Community-Generated Lesson: Mapping Wildfire Burned Areas Using VIIRS/AVIRIS-3 Data (Python)

Author

David Fonseca

Overview

In this lesson, you will learn to access, preprocess, and analyze AVIRIS-3 data to map burned areas from the Palisades Fire in Los Angeles. Using satellite imagery obtained through the VIIRS tool, you will examine pre- and post-fire conditions, assess the fire’s impact on vegetation and infrastructure.

Learning Objectives

By the end of this lesson, you should be able to:

  • Access and download AVIRIS-3 and VIIRS Burn Area data for wildfire analysis.

  • Preprocess and clean AVIRIS-3 spectral radiance data for visualization.

  • Compare pre- and post-fire imagery to assess vegetation and burned area changes.

Overlay VIIRS Burn Area data with AVIRIS-3 images using GIS tools to map burned areas.

Evaluate wildfire impact by analyzing the overlap of burn data with infrastructure (e.g., buildings, population, critical infrastructure).

Quantify damage and assess risk to urban zones and infrastructure.

Introduction

Wildfires are one of the most devastating natural disasters, affecting ecosystems, wildlife, and human settlements. The Palisades Fire, which ignited on January 6, 2025, in the Los Angeles area, is a recent example of a wildfire that spread rapidly, impacting both natural environments and urban infrastructure. In this lesson, we will use AVIRIS-3 satellite imagery, accessed via the VIIRS tool, and VIIRS burn area data to analyze the fire’s effects.

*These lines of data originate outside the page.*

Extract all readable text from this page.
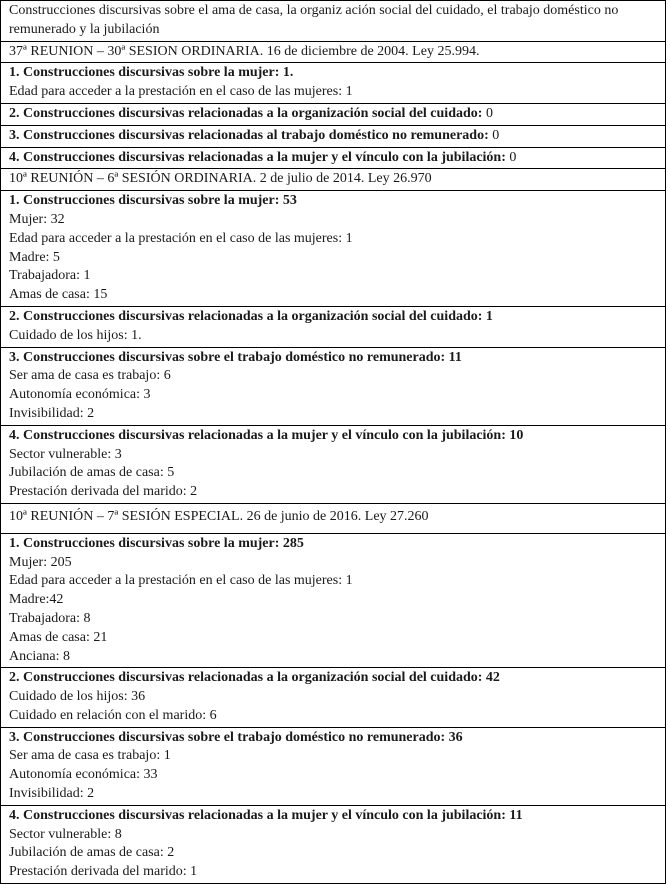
Construcciones discursivas sobre el ama de casa, la organiz ación social del cuidado, el trabajo doméstico no remunerado y la jubilación
37ª REUNION – 30ª SESION ORDINARIA. 16 de diciembre de 2004. Ley 25.994.

1. Construcciones discursivas sobre la mujer: 1.
Edad para acceder a la prestación en el caso de las mujeres: 1

2. Construcciones discursivas relacionadas a la organización social del cuidado: 0
3. Construcciones discursivas relacionadas al trabajo doméstico no remunerado: 0
4. Construcciones discursivas relacionadas a la mujer y el vínculo con la jubilación: 0
10ª REUNIÓN – 6ª SESIÓN ORDINARIA. 2 de julio de 2014. Ley 26.970

1. Construcciones discursivas sobre la mujer: 53
Mujer: 32
Edad para acceder a la prestación en el caso de las mujeres: 1
Madre: 5
Trabajadora: 1
Amas de casa: 15

2. Construcciones discursivas relacionadas a la organización social del cuidado: 1
Cuidado de los hijos: 1.

3. Construcciones discursivas sobre el trabajo doméstico no remunerado: 11
Ser ama de casa es trabajo: 6
Autonomía económica: 3
Invisibilidad: 2

4. Construcciones discursivas relacionadas a la mujer y el vínculo con la jubilación: 10
Sector vulnerable: 3
Jubilación de amas de casa: 5
Prestación derivada del marido: 2

10ª REUNIÓN – 7ª SESIÓN ESPECIAL. 26 de junio de 2016. Ley 27.260

1. Construcciones discursivas sobre la mujer: 285
Mujer: 205
Edad para acceder a la prestación en el caso de las mujeres: 1
Madre:42
Trabajadora: 8
Amas de casa: 21
Anciana: 8

2. Construcciones discursivas relacionadas a la organización social del cuidado: 42
Cuidado de los hijos: 36
Cuidado en relación con el marido: 6

3. Construcciones discursivas sobre el trabajo doméstico no remunerado: 36
Ser ama de casa es trabajo: 1
Autonomía económica: 33
Invisibilidad: 2

4. Construcciones discursivas relacionadas a la mujer y el vínculo con la jubilación: 11
Sector vulnerable: 8
Jubilación de amas de casa: 2
Prestación derivada del marido: 1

By comparing pre-fire and post-fire imagery, we will evaluate how vegetation changed and overlay this information with infrastructure data to assess the damage. This exercise will help you understand how remote sensing can support wildfire monitoring and risk analysis.

Palisades Fire Overview

The Palisades Fire affected large parts of the Los Angeles region, particularly residential areas and natural vegetation. Satellite imagery from AVIRIS-3 and VIIRS provides us with valuable data to assess the extent of the fire’s impact. By overlaying burn area data with infrastructure maps, we can determine how much of the urban and natural landscapes were affected. The data allows us to quantify the impact and identify areas at high risk.

Accessing Wildfire Data

Understanding AVIRIS-3 Data

AVIRIS-3 provides high-resolution hyperspectral imagery across a wide range of wavelengths, allowing for detailed analysis of land surface properties.

import os
import earthaccess
import h5py
import numpy as np
import matplotlib.pyplot as plt
import glob
from scipy.interpolate import griddata

from osgeo import gdal, osr

A NASA Earthdata account is needed to download NASA Earthdata files.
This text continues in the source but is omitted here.